I’ve been taking antidepressants for the past several months, but to be honest, I haven’t noticed a huge difference. After I started taking them I wasn’t depressed, but I hadn’t been horribly depressed before, either—I was anxious, which is why I went to the shrink in the first place. And the meds didn’t seem to help with the anxiety at all.
Well, now I think I’m depressed again, despite any medication I may or may not be taking. To be more precise, I think I have been depressed for some time and just didn’t realize it. The symptoms? Lethargy; listlessness; lack of interest in doing anything, even things that I used to enjoy; feeling like simple tasks, such as cleaning my house, are just too monumental to tackle; decreased appetite; etc.
Of course, there is only so much concerted “not cleaning” that can go on before The Mess begins to push back. My house, it was a disaster. Out of consideration for my readers’ stomachs, I won’t try to describe the horrific nadir of shocking squalor I descended to, or to qualify the length of time that had elapsed since I cleaned the last time, although I will note that I use the words “horrific,” “nadir,” “shocking” and “squalor” advisedly, and that “It’s been a good, long while since I last cleaned” would be something of an understatement in this context.

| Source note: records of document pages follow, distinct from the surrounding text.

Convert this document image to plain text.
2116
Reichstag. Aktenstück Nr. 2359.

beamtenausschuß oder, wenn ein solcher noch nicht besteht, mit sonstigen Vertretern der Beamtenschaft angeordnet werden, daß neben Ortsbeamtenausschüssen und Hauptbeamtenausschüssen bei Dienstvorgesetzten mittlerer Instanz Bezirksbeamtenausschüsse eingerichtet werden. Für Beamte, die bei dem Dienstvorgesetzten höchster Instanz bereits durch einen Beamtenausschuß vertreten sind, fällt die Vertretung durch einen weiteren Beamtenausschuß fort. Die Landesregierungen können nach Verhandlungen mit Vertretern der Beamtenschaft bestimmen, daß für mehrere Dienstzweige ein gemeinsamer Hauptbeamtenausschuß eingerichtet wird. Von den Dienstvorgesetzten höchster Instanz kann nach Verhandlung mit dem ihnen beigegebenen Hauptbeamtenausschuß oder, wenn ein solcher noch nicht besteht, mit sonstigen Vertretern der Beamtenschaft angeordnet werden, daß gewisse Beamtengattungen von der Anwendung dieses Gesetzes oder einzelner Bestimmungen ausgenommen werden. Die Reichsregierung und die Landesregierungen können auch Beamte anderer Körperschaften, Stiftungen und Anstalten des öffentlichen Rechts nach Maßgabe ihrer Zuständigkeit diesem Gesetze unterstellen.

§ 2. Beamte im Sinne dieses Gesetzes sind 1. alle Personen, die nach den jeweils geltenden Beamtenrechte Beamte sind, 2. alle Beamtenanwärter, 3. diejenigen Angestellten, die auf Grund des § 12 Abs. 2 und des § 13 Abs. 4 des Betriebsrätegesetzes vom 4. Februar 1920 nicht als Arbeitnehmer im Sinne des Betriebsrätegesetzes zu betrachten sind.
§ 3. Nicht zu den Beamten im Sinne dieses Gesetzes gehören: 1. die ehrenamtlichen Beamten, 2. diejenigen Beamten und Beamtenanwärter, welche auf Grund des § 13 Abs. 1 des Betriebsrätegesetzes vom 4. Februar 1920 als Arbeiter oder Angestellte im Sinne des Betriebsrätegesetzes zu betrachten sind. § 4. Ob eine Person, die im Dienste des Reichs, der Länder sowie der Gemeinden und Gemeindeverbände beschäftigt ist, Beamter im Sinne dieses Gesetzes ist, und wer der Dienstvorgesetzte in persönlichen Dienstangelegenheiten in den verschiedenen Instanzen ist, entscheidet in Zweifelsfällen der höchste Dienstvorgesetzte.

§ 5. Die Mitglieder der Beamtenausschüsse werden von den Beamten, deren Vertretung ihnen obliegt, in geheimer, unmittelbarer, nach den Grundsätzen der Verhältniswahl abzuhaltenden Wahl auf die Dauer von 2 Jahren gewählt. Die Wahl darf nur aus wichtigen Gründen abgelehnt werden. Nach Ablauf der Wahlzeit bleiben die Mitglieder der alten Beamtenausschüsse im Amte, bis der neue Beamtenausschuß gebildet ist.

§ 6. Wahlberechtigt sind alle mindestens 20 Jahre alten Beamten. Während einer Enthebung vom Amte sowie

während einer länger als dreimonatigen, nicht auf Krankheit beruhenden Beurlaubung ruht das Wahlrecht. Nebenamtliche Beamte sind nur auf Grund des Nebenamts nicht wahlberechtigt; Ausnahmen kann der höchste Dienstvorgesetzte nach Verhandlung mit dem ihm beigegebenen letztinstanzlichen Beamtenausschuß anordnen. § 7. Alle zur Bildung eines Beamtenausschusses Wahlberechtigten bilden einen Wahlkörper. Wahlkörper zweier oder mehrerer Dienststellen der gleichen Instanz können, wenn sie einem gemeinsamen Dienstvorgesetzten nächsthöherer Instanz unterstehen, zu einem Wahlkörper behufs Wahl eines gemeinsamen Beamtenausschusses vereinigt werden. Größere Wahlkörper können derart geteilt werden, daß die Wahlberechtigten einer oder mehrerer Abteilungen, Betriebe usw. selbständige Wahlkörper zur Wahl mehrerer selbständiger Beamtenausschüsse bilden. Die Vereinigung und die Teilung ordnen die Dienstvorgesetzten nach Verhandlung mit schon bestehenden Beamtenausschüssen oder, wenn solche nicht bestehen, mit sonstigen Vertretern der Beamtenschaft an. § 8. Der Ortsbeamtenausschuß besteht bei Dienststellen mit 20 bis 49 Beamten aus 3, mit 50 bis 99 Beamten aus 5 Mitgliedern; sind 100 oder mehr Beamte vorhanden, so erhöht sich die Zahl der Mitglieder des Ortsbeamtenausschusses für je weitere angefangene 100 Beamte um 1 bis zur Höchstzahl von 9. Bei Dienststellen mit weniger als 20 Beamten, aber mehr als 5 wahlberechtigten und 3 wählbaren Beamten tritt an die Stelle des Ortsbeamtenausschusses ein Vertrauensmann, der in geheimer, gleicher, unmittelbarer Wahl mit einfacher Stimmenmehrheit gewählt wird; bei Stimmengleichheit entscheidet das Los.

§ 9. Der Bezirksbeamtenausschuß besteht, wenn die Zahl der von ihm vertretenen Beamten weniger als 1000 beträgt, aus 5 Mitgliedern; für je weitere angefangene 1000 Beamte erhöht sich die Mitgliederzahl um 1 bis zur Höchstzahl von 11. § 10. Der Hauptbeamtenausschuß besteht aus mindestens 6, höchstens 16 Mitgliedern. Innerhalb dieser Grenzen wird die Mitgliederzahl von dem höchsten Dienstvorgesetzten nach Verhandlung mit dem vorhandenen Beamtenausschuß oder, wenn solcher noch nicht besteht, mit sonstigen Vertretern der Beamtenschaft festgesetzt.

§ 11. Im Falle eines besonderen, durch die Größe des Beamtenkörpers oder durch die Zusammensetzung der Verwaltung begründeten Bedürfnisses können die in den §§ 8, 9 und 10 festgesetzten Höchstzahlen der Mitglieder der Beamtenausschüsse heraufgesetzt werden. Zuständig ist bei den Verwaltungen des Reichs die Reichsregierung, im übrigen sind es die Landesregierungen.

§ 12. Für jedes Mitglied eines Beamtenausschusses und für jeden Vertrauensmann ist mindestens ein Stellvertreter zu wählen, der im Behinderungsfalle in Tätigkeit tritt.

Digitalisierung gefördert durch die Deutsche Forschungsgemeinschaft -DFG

Anyway, on Monday I looked around at the sty I was wallowing in, and lo, it was not good. The living room wasn’t good and the bedroom wasn’t good and the bathroom wasn’t good, and let’s not even talk about the kitchen, which really wasn’t good. The hallway was passable, at least in the literal sense, but the rest was a disgrace. This time, though, instead of collapsing limply on the couch in defeat, as I had been doing for the past, er, “good, long while” every time The Mess confronted me, I grabbed a sponge and started cleaning.
Last night, after two days of sweeping, spraying, scrubbing and sweating, I had made a respectable dent in the Herculean task I had created for myself (where are the Alpheus and Peneus when you need them?). Aching and twitching, I fell into bed. Sadly, instead of falling asleep, I lay there for what in this new context could again be called “a good, long while” (despite encompassing a much shorter amount of time in the absolute sense) and panted feebly for air.

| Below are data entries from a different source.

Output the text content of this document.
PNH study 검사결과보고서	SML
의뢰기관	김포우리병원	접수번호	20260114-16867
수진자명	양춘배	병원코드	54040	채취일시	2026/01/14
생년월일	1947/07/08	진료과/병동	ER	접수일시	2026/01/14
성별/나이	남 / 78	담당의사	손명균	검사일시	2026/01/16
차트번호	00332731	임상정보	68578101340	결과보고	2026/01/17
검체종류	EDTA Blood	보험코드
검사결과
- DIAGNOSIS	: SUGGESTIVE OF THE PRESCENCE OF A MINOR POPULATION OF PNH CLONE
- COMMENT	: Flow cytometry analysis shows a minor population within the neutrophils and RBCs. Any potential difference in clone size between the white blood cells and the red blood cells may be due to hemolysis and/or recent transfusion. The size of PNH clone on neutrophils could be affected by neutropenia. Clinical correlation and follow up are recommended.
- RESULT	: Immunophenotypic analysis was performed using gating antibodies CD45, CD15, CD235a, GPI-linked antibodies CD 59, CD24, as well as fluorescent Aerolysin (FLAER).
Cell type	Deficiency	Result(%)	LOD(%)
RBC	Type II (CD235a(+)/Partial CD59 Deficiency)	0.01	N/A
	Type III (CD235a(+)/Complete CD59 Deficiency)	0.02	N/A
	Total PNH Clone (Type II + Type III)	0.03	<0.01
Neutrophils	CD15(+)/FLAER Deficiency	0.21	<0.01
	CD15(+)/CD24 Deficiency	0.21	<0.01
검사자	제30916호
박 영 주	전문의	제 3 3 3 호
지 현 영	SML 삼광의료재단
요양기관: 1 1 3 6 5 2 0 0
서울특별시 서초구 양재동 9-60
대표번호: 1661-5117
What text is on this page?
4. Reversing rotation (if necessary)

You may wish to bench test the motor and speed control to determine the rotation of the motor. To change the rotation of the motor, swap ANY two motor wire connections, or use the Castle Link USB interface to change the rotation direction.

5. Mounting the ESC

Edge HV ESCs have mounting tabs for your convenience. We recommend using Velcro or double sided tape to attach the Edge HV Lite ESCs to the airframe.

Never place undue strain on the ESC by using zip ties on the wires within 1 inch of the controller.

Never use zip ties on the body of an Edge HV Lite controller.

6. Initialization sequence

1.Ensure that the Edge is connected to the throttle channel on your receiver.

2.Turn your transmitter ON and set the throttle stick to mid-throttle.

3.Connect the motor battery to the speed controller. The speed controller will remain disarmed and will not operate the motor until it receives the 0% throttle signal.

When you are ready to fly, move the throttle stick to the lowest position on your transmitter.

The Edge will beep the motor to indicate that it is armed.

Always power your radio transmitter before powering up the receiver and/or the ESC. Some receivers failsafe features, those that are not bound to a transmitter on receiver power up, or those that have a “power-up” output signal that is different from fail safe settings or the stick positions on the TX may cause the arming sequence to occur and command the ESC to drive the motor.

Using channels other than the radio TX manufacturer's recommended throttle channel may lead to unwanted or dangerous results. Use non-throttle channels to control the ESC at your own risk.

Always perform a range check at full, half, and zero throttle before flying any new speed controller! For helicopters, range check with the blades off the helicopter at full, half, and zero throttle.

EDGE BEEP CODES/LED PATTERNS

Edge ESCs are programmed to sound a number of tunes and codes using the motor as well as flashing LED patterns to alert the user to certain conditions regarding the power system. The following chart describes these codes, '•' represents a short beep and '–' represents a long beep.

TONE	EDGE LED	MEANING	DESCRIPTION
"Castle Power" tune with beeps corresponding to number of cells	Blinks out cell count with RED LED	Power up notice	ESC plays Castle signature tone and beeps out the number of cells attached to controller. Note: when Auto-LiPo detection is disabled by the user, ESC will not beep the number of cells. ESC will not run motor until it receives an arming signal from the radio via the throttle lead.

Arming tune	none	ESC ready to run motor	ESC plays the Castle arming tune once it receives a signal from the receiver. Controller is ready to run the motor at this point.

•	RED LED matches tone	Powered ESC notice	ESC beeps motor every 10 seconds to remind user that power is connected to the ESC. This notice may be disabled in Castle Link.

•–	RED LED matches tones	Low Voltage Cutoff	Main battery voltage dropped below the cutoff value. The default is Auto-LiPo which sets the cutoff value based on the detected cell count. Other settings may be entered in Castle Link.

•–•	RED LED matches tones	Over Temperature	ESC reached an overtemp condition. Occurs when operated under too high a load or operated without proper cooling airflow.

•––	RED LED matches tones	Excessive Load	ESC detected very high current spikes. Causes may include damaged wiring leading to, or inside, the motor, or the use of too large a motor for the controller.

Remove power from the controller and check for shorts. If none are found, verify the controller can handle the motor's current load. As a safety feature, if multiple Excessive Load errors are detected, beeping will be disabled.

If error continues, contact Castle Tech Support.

At about four in the morning, it finally dawned on me that it was hot in my room. After a bit of online reconnaissance, I have discovered that it was probably in the mid-forties outside; whence, then, the oppressive blanket of heat that smothered my bedroom with a heavy hand last night? That’s right: my landlord has once again turned on the boiler, given control of the thermostat over to the lady in the freezing basement apartment, and left us all to bake.
Lying in bed and broiling got boring after a while, so this morning at six I got up and started cleaning the bathroom. At eight I had an unhurried breakfast, drank a gallon of coffee, and went to work at nine. And even though I was exhausted and in pain all day, there was one thing I didn’t feel: depressed.